5 Marketing KPI’s Your Boss Wants To Know About
Do you groan inwardly when it’s time for performance evaluation?
Few of us are excited by the prospect of sinking our teeth into marketing metrics, typing up reports and having our role scrutinised.
We get it. Maths, stats and tracking isn’t our idea of a Foxy time either.
Furthermore, it’s hard to find the time to regularly track your marketing campaigns and know what metrics are the best to use. It’s easy to get so caught up in the doing of marketing campaigns, that we skip through the measuring and evaluating steps.
However, in order to look credible and demonstrate the bottom line value of our role, we need to know how to effectively measure the returns on our marketing work.

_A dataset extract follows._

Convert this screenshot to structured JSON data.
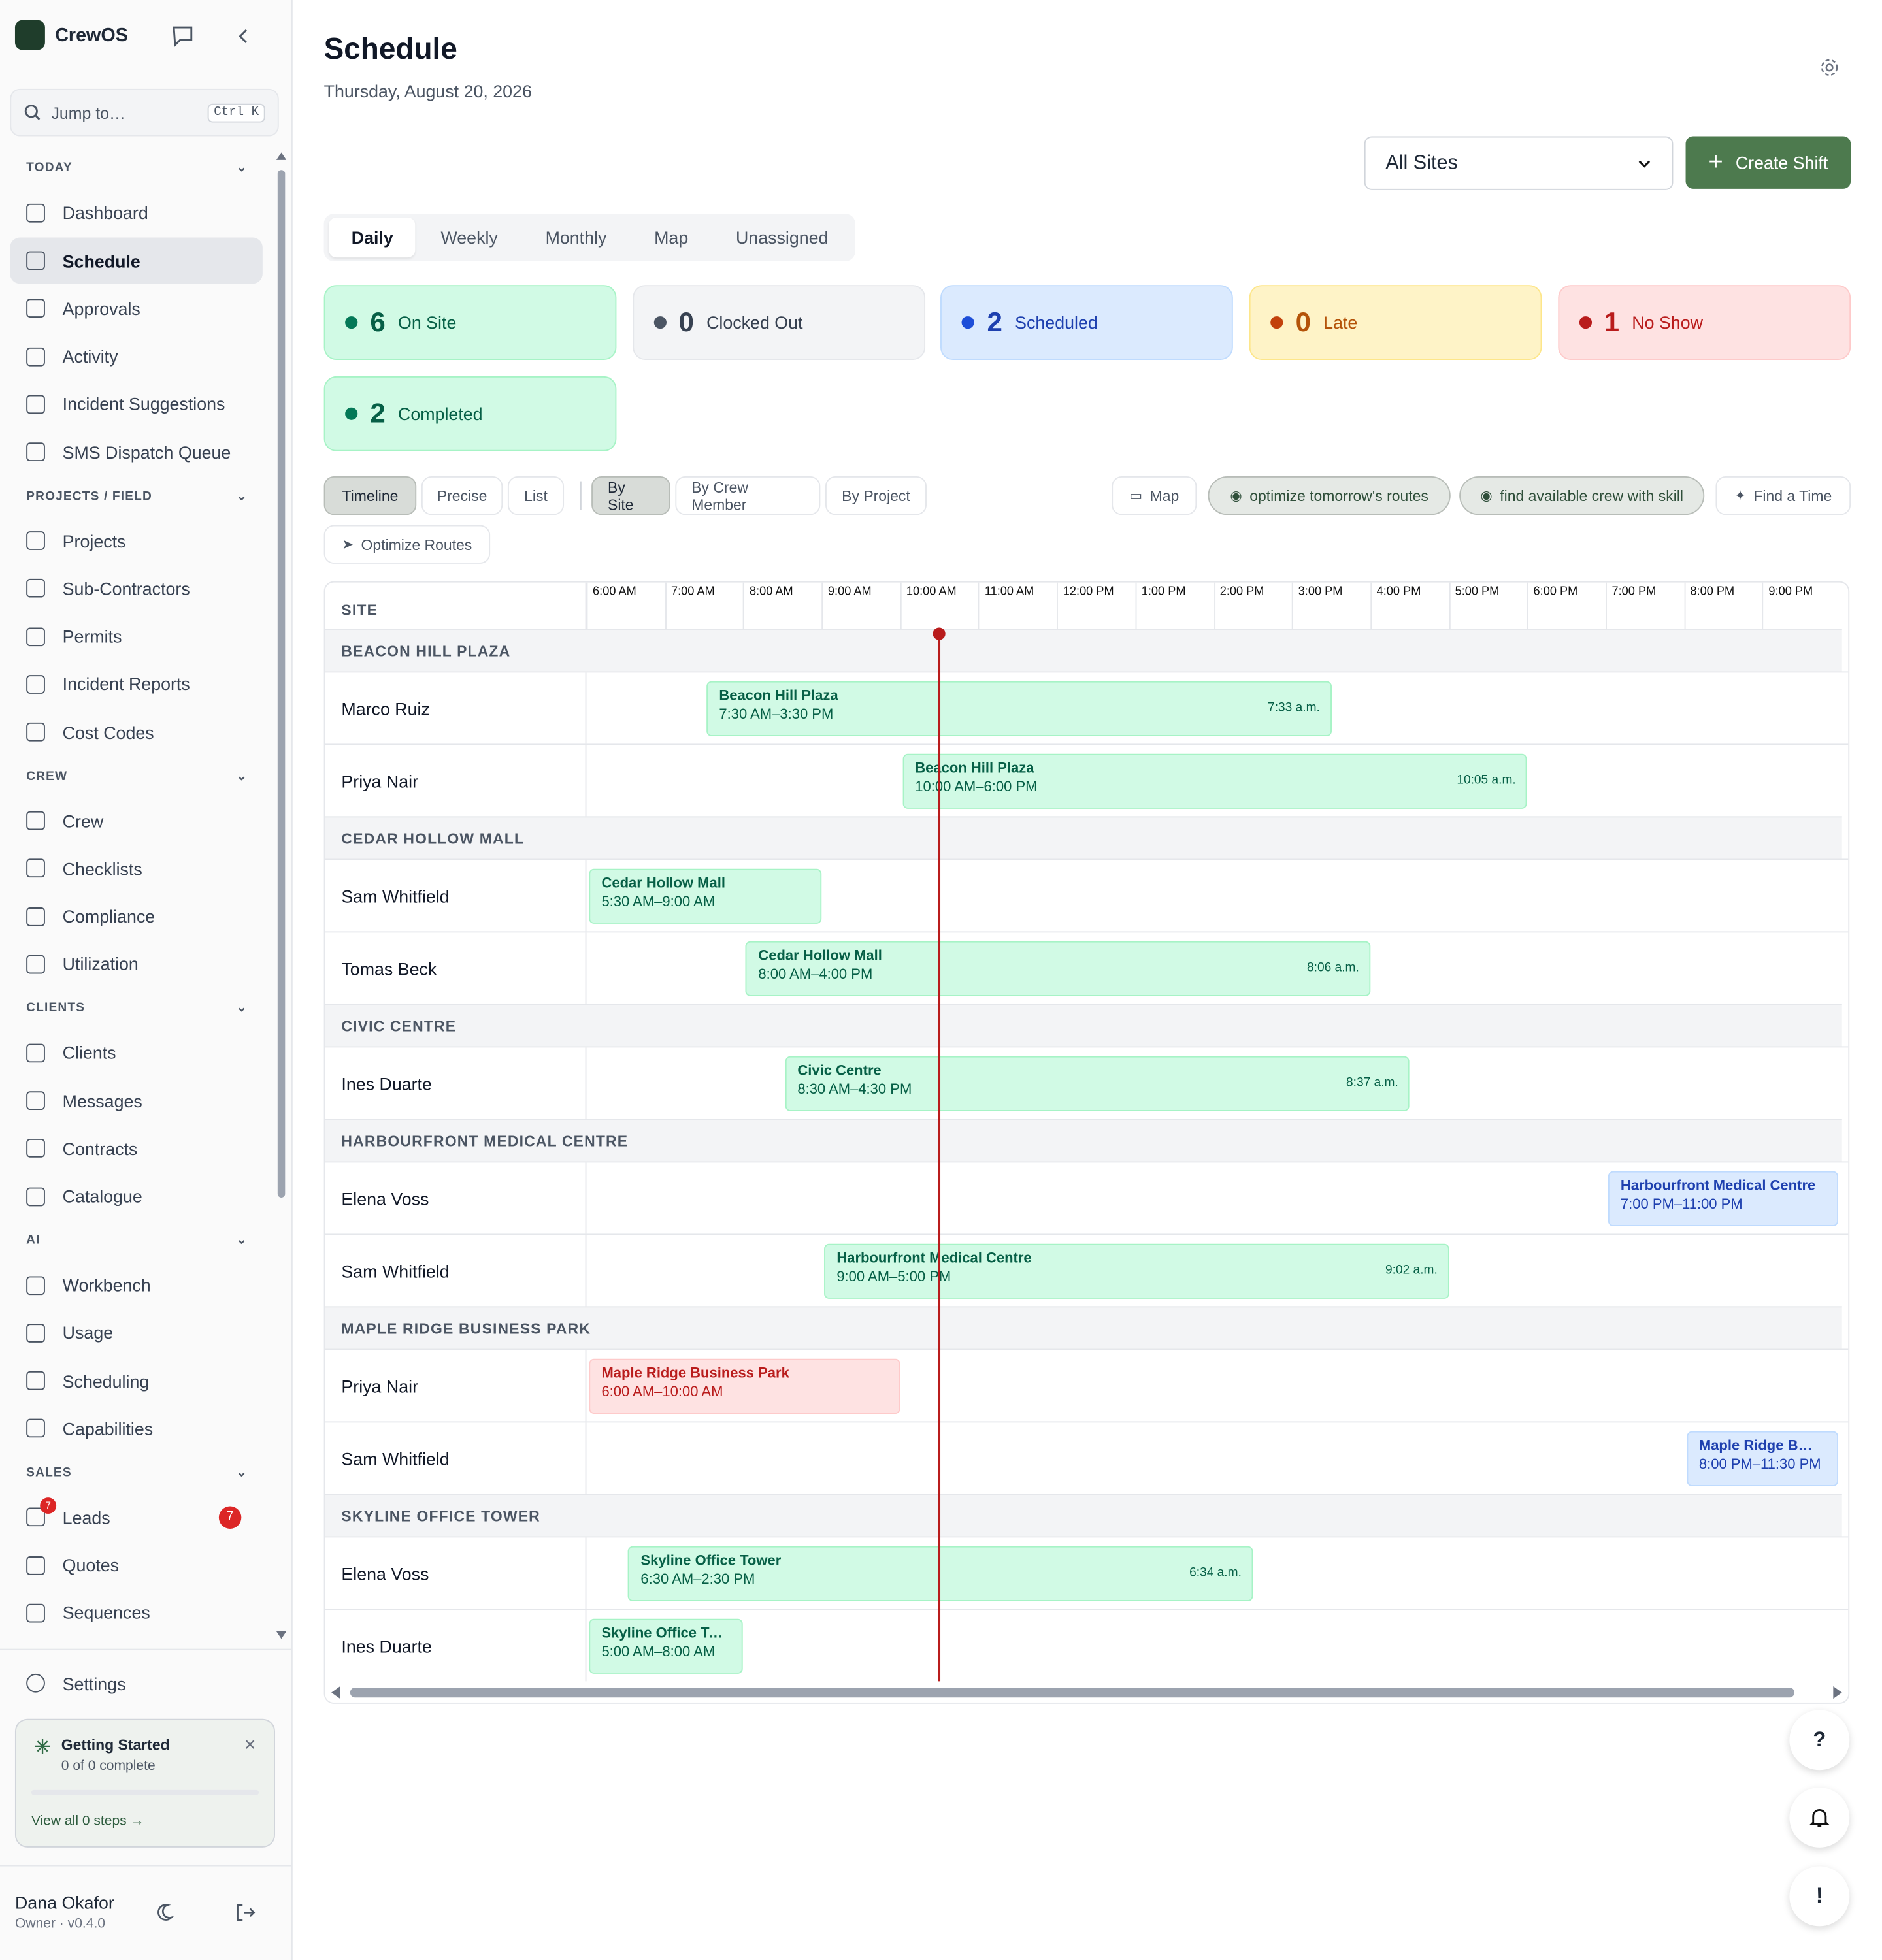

The marketing gurus at Hubspot have pinpointed the top marketing metrics that your CEO or boss really cares about. They’re so good, we’re giving them to you here!
1. Customer Acquisition Cost (CAC)
This metric is essentially the total cost that is involved in onboarding a new customer. It should account for expenditure such as:
- All external advertising
- Costs associated with internal and external marketing campaigns (eg printing, design, etc)
- Manpower (staff wages, salaries, bonuses and commissions
Simply choose a time period (eg month, quarter, year) and add together the above costs. Next, divide this total cost by the number of new customers that your company acquired during this same period.
This leaves you with an average figure to represent how much each new customer cost the company.
2. Marketing % of CAC
As the name suggests, this metric is worked out by simply calculating the percentage of marketing costs that contribute to the total CAC.
It can be really useful to track changes in this metric, as increases may indicate that your marketing budget has blown out.
3. Ratio of Customer Lifetime Value to CAC
Many companies will conduct repeat businesswith their customers. Therefore, it’s essential to find out how much revenue you gain from the entire lifecycle of a client relationship, against how much it cost to onboard them in the first place. As opposed to the CAC, this gives a much better representation of how much value your marketing efforts to acquire each new customer actually provides.
Here’s how this calculation works:
- Choose a time period
- Add the revenue that each customer pays during this period
- Subtract the gross margin
- Divide by the estimated churn % (cancellation rate) for that customer, this is your Customer Lifetime Value (CLV)
- Take the CLV and the CAC then calculate the ratio of these two figures
This ratio indicates your marketing ROI over the average purchasing lifetime of a customer in your company.
4. Time to payback CAC
In marketing, we constantly justify where our advertising dollars go! Marketing is a type of investment and it’s helpful to provide a specific timeframe to your boss on how long their investment is expected to be repaid.
To calculate this metric:
- Start with your CAC
- Divide by the margin-adjusted revenue per month (as relevant to the ‘average new customer’ who has just onboarded)
- Voila! Your answer is the number of months to pay back their CAC
Please note: If your company provides a one-time product or service, the customer’s initial payment should be more than the CAC. If it’s not, your marketing expenditure is costing rather than making the business money.
5. Marketing Originated Customer %
We think you’ll like this one!
This metric demonstrates what percentage of new business is due to Marketing (i.e. YOU).
To get this figure:
- Choose a time period
- Add all new customers who purchased, opted in or signed up for this period
- Calculate what percentage of these customers came from a marketing lead
Handy Tip: You can also work this percentage out based on revenue, not customers.
Once you’ve calculated these marketing metrics and it’s time to report them to senior management, it’s helpful to remember this: Your CEO has a million things on their mind and ultimately cares about cost and net profit – not all the steps in between.
Stick to the main points, highlight key figures, and hey – you might even start to like your performance evaluations a little!